Dr. Michael Oberschneider is the founder and director of Ashburn Psychological and Psychiatric Services. Send questions to firstname.lastname@example.org.
By Michael Oberschneider
I was very upset to find an e-cigarette in my son’s room the other day. At first I didn’t even know what it was but then figured it out. My son is 17, he’s a good boy and this is very surprising and upsetting for us as parents. We have never had to talk to our son about this sort of thing, so my husband and I would certainly appreciate your advice on how to handle this.
- Concerned Parents
Last week, findings from a large-scale European study revealed that individuals between the ages of 15 years and 24 years were most likely to have tried e-cigarettes than any other age group. The study assessed the smoking attitudes and opinions of 26,566 individuals across the life span from 27 countries. These findings are consistent with the Centers for Disease Control and Prevention (CDC), where the CDC found that the use of e-cigarettes doubled for middle school and high school students between 2011-2012.
And Northern Virginia is not immune to this emerging problem. As a psychologist who works with a lot of kids and teens, a number of my older teen clients have either tried e-cigarettes or use e-cigarettes on a regular basis. A few of my teen clients have even shown me their e-cigarettes in sessions and one client recently went so far as to ask me if I minded if he used his vaporizer during our meeting. While these individuals in my practice have all been over 18, the presence of e-cigarettes in their day-to-day lives is concerning for several reasons.
First, none of the teens I’ve spoken with are using e-cigarettes to quit smoking. Rather, these teens already smoke cigarettes and are using e-cigarettes when they cannot use combustible tobacco or as an adjunct to smoking. Thus, for teens, e-cigarettes arguably serve to promote ongoing nicotine use. If that is the case, then e-cigarettes are not dissimilar to methadone for heroin users where methadone as a synthetic opioid is prescribed as a replacement to help heroin addicts quit heroin. The problem, however, is that many heroin users eventually become dually addicted to methadone and heroin. E-cigarettes then can arguably be seen as a “gateway drug” to combustible tobacco and other substances for our youth. The product is already being marketed in ways that would attract a younger crowd (e.g., celebrity use and endorsements and multiple fun flavors).
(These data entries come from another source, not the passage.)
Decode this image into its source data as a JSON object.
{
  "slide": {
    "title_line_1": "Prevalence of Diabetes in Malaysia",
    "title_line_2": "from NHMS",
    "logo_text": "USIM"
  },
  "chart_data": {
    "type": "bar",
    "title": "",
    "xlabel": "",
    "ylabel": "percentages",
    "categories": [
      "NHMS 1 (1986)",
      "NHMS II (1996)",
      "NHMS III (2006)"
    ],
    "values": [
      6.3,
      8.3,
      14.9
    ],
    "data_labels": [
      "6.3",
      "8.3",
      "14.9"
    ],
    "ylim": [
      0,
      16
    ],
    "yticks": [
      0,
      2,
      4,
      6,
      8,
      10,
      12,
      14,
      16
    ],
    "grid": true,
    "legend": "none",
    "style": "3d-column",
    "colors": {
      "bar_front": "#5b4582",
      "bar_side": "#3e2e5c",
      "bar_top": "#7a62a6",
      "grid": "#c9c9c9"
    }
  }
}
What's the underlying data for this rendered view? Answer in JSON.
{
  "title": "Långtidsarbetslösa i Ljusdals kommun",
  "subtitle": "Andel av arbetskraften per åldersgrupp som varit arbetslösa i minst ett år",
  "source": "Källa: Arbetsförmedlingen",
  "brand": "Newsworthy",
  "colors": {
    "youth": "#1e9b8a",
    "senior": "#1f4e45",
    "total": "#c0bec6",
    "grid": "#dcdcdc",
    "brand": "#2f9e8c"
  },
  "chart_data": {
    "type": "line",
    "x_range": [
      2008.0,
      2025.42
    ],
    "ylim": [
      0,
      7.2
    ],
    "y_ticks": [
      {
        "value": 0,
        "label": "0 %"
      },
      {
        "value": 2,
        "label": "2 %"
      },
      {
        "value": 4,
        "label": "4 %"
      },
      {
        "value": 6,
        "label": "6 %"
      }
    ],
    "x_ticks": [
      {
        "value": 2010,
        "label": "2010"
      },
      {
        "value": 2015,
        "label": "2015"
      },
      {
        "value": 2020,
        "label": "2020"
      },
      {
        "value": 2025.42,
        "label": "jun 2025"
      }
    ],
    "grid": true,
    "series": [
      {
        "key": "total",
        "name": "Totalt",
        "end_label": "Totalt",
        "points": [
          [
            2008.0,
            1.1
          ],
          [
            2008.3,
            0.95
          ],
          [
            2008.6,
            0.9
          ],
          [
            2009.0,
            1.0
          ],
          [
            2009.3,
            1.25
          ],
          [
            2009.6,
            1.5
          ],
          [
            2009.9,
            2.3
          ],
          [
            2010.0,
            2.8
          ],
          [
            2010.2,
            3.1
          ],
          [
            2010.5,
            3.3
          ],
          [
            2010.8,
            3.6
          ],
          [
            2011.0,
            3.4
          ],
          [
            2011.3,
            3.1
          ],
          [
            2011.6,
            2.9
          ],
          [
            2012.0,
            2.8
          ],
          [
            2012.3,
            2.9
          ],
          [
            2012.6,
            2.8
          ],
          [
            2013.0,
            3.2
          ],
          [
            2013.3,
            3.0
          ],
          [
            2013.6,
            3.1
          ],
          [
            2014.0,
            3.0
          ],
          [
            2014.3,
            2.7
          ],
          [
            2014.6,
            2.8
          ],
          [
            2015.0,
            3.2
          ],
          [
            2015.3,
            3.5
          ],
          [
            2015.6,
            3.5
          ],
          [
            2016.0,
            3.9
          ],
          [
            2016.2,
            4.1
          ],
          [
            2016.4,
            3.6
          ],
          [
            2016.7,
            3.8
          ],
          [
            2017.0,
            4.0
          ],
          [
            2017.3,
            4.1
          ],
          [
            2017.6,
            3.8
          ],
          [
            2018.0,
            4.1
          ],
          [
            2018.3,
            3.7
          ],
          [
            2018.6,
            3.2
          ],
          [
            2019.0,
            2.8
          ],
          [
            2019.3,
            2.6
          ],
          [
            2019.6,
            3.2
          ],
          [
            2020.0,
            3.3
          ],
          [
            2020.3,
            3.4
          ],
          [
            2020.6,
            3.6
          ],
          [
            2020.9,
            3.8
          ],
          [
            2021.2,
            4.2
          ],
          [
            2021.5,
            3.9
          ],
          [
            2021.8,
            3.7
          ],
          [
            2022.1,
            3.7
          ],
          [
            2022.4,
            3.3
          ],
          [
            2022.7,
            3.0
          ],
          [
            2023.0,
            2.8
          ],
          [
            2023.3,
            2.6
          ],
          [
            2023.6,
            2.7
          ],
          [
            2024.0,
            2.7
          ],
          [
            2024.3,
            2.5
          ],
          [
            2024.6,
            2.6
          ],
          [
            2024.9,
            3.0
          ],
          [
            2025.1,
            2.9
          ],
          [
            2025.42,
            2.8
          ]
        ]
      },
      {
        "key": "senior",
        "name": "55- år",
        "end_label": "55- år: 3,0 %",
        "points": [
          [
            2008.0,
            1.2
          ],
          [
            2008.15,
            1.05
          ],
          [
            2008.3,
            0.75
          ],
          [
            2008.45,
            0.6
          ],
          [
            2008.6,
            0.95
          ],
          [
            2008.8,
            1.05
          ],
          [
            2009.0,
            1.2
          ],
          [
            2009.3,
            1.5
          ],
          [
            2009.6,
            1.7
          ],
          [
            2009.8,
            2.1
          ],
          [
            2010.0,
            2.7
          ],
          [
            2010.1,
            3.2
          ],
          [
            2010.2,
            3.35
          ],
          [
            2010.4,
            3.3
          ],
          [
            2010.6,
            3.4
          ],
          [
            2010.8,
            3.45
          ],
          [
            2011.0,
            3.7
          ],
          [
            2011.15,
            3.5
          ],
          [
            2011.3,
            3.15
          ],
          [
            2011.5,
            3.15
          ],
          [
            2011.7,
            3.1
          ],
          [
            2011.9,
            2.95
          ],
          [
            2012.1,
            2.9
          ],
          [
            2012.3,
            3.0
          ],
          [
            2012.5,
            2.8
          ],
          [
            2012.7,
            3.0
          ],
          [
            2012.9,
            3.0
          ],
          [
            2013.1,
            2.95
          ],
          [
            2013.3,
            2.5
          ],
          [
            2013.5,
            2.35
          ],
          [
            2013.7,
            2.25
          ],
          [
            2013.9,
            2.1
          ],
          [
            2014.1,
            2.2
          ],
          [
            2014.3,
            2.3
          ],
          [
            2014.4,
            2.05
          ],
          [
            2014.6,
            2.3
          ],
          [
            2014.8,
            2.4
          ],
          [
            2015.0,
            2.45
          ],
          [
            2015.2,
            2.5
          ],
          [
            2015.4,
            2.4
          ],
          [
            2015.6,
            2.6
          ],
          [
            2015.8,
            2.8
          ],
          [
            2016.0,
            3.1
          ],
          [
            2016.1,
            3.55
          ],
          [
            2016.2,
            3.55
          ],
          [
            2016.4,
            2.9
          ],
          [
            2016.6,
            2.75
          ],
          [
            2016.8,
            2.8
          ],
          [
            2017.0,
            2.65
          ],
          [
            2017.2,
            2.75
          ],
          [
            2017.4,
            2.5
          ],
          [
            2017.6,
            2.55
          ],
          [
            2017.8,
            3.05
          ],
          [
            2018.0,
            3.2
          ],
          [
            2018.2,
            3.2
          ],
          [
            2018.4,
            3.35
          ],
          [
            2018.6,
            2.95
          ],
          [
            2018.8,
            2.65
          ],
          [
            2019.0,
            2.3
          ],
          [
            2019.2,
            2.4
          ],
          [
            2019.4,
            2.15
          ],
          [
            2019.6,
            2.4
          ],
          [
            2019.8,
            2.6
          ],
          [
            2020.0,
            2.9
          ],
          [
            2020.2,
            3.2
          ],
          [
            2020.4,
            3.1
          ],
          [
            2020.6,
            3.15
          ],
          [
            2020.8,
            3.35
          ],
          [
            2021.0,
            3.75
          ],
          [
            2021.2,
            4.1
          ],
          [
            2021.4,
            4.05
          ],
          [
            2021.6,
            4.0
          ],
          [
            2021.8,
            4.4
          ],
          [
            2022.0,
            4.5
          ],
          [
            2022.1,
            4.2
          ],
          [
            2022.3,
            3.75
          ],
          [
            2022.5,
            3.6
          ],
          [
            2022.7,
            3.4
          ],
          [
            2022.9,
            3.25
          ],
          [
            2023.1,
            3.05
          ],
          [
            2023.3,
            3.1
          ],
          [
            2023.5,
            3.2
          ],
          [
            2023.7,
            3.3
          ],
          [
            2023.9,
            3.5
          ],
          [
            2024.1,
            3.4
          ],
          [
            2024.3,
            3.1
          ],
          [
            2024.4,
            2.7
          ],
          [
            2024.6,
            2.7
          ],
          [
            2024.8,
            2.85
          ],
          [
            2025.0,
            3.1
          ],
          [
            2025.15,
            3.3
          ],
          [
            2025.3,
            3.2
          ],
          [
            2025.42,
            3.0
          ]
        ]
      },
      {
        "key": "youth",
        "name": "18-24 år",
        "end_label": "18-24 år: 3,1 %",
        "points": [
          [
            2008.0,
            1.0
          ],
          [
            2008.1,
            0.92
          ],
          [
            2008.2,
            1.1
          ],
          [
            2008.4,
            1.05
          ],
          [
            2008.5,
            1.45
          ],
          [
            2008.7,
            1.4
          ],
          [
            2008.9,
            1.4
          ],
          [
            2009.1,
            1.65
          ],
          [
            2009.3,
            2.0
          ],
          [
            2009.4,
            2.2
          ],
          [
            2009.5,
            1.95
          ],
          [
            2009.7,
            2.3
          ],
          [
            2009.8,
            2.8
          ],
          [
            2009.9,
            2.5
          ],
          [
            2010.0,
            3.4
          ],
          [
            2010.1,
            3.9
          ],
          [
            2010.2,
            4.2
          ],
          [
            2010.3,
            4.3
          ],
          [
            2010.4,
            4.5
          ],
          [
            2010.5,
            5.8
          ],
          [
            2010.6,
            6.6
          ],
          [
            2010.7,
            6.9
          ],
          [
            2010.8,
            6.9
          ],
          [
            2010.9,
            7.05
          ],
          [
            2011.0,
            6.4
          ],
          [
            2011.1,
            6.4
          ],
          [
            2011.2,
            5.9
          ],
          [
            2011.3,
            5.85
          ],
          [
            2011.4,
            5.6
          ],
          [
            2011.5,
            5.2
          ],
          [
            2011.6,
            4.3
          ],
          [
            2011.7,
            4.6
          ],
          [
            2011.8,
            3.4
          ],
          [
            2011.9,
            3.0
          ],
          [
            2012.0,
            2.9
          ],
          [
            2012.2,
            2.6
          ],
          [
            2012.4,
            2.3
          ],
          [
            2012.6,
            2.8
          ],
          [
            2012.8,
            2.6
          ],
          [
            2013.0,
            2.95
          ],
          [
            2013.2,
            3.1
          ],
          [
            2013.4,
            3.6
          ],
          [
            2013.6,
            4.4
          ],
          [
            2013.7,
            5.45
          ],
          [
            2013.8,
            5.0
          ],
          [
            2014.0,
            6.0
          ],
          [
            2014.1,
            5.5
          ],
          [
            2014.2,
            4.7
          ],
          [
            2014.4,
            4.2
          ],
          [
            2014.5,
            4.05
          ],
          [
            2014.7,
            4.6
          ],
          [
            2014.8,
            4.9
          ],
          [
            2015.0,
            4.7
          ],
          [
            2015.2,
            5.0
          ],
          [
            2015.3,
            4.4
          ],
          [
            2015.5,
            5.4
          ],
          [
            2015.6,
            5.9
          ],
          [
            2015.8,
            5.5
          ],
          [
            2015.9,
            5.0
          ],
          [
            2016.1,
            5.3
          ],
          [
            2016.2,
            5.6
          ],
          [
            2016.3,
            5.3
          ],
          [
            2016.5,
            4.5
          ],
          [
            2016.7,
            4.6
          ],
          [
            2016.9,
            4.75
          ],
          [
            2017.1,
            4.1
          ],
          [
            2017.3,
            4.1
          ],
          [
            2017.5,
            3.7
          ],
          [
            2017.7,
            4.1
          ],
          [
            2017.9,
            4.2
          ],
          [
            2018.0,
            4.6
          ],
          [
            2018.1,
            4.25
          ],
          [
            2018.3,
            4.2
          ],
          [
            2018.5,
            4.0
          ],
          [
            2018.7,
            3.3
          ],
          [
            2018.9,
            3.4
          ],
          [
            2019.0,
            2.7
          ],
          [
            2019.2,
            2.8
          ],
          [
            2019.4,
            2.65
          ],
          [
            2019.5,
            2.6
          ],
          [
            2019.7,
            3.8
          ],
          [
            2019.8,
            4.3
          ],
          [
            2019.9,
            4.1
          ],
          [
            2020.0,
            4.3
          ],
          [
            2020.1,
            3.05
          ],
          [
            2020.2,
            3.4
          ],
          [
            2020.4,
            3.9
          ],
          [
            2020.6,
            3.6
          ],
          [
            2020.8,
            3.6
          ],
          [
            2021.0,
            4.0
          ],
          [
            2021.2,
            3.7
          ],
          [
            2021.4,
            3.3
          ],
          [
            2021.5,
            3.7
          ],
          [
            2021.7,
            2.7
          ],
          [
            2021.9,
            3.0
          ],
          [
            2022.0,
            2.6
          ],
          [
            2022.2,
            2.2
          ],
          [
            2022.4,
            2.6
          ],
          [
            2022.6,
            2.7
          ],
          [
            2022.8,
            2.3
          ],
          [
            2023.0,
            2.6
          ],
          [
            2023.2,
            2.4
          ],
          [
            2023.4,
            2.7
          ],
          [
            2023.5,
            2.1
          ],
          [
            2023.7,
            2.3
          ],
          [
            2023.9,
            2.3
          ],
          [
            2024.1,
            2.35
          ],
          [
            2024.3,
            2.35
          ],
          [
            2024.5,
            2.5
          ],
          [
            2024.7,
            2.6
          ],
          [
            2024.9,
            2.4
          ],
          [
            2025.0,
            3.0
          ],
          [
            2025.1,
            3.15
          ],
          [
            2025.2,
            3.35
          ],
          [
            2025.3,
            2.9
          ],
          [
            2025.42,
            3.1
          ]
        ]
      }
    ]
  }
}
Safety is another concern regarding e-cigarettes. One can become addicted to nicotine via e-cigarette use and in turn suffer withdrawal side effects when trying to stop – anxiety, restlessness, depression, irritability, etc. Moreover, E-cigarettes have not been fully studied and are not yet regulated by the FDA. We presently do not know if the chemicals being inhaled have harmful short-term or long-term negative effects.
Before speaking to your son, both you and your husband need to agree on your expectations of him. If your position is “zero tolerance” for smoking, or if there is some flexibility, be in agreement as parents before the talk. Keep in mind that the legal age for smoking in the USA is 18-19 (depending on the state), and he is just around the corner from legally being able to use both e-cigarettes and combustible tobacco if he chooses. Because of this, I think your talk needs to focus more on education, safety and your concerns as parents than simply saying “no.”
I propose your being over prepared for the talk. Bring literature to the discussion that details the harmful effects of nicotine use and go over your points with care and concern. If you handle the talk well, it is my hope that your son would open up about his e-cigarette use and perhaps other things that he might be doing (e.g., drinking or pot smoking). Moreover, a good talk should leave your son informed and feeling supported, putting him in a better position to quit.
If, during your discussion, you learn that your son is addicted to nicotine, you will need to come up with a game plan for him to quit. Again, you cannot make him quit without his consent, but if he agrees, you will absolutely want to help. Nicotine addiction is one of the most difficult addictions to overcome.
Lastly, sometimes going through the backdoor to a problem is more productive than going through the front door, so to speak. At 17, your son is likely smoking because he is around others who smoke and he may not be ready to stop right now just because you request him to. Perhaps then you could try to expose your son to more active and healthy activities this summer, and perhaps some of these activities could be away from his routine and every day peer group – a camp, volunteer work or Outward Bound. By exposing your son to new people and environments and healthy active options, he may come around to the correct idea that smoking (in any form) is bad and that he should stop.